Decorridos cinco anos do grande incêndio de 15 de outubro de 2017, há memórias que não se apagam. Algumas das mais marcantes passaram-se ao nível dos cuidados médicos, onde o Centro de Saúde de Tábua, na altura a funcionar ao fim de semana até às 24 horas, teve um papel fundamental, abrindo as suas portas pela noite dentro para acudir às muitas mazelas – físicas e psicológicas- que iam aparecendo, já que a certa altura as pessoas iam chegando ao Centro de Saúde apenas porque sentiam ali um “porto seguro”.
Há mais de três décadas a exercer medicina no concelho de Tábua, o conhecido médico de família, António Capela Daniel nunca tinha passado por uma catástrofe assim. “A certa altura começaram a vir pessoas, a virem mais pessoas que se sentiam bem aqui, e até às 23horas correu tudo bem, apareciam uns feridos ligeiros, que vinham a fugir do incêndio, começaram a vir uns asmáticos, umas dificuldades respiratórias, só por volta das 23h30m é que nos deparamos com um cenário de horror quando entraram por aqui dentro dois indivíduos completamente queimados, pai e filho de Midões, que vinham completamente queimados”. “O pai tinha 100% de queimaduras no corpo” recorda o médico, ainda impressionado com a imagem que guarda destas duas vítimas. A situação era de tal como forma dantesca que o carro de um compadre que os conduziu até ao Centro de Saúde incendiou-se ali mesmo, no parque de estacionamento.
“Não imagina: toda a gente aos gritos e eles todos queimados a entrar por aqui dentro, nunca mais me esquece que a única coisa que não tinha ardido era um maço de notas que o pai trazia no bolso das calças”, conta o clínico, lamentando que o indivíduo tenha falecido poucas horas depois a caminho do hospital de Viseu, porque aqui “não conseguimos sequer encontrar nenhuma veia para pulsionar a medicação”. “Ao filho conseguimos e foi isso que o aguentou até de manhã com os analgésicos todos que, entretanto, nós tínhamos pedido à Santa Casa da Misericórdia, e valeu-nos também uma ambulância SIV que seguia para Oliveira do Hospital, deixar aqui algum reforço de medicação”.
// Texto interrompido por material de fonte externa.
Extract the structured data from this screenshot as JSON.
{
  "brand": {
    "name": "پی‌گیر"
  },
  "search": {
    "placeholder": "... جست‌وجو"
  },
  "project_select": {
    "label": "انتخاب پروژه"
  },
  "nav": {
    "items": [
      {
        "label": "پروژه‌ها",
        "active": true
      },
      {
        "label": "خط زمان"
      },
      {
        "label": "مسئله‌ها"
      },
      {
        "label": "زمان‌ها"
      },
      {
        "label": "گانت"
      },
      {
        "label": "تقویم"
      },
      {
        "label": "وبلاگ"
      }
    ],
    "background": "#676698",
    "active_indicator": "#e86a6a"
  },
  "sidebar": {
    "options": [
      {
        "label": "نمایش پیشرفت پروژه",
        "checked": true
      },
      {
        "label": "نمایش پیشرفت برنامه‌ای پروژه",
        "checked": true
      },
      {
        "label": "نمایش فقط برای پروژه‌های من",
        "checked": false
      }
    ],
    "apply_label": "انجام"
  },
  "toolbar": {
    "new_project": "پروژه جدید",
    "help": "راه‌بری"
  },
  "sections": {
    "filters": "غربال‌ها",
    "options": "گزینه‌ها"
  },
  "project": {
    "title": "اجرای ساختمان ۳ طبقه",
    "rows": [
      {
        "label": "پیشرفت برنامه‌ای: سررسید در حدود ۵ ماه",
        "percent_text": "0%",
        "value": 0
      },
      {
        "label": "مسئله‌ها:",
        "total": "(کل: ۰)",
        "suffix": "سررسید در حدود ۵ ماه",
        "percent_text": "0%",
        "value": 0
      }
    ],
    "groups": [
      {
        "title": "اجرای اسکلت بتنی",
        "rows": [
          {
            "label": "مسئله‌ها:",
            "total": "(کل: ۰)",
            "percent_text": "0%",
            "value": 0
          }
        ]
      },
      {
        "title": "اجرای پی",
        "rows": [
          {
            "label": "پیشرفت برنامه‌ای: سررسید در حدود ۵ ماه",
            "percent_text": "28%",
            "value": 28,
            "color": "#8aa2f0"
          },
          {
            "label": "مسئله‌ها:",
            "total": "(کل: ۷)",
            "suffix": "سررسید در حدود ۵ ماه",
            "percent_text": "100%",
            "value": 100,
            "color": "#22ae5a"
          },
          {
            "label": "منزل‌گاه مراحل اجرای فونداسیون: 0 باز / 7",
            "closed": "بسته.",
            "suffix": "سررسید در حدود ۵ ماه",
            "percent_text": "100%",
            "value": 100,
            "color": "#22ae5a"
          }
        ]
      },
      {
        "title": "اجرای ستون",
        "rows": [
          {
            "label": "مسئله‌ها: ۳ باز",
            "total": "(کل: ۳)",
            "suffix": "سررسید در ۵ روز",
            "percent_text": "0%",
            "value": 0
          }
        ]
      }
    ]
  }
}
“Conseguimos aguentá-lo com muita água, muita água, e felizmente o «puto» safou-se, felizmente safou-se porque tinha 75% do corpo queimado, era uma situação muito complicada”, lembra o médico, que recorda a cara das pessoas que iam chegando e se iam acomodando nas várias salas entretanto improvisadas no Centro de Saúde para receber as emergências.
“Era incrível, era um silêncio incrível, as pessoas estavam impávidas, havia pessoas descalças e praticamente nuas a chegar, mas ao mesmo tempo estava tudo calmo, ninguém sabia o que estava a acontecer”, observou o responsável por aquela unidade de saúde tabuense, lembrando que os dias a seguir ao incêndio também não foram fáceis para os profissionais de saúde, tendo havido muita gente a aparecer com queimaduras que “duraram semanas e algumas meses a tratar”.
“E depois foi a parte do stress pós traumático que nós estávamos à espera, nós temos aqui utentes que ainda hoje não lidam bem com a situação e continuam a tomar anti depressivos, porque arderam coisas que nunca mais podem voltar”, refere o “Dr. Daniel”, como é carinhosamente tratado e conhecido pelos seus utentes, não tendo dúvidas que esta foi a primeira grande pandemia que a região viveu. “Foi a noite mais longa, mas tenho a sensação que fizemos tudo direitinho e cumprimos a nossa missão, não falhou nada, se não fossem os queimados graves, que foi uma coisa impressionante, para não esquecer, para mais não esquecer”, diz, a concluir o médico há 30 anos em Tábua.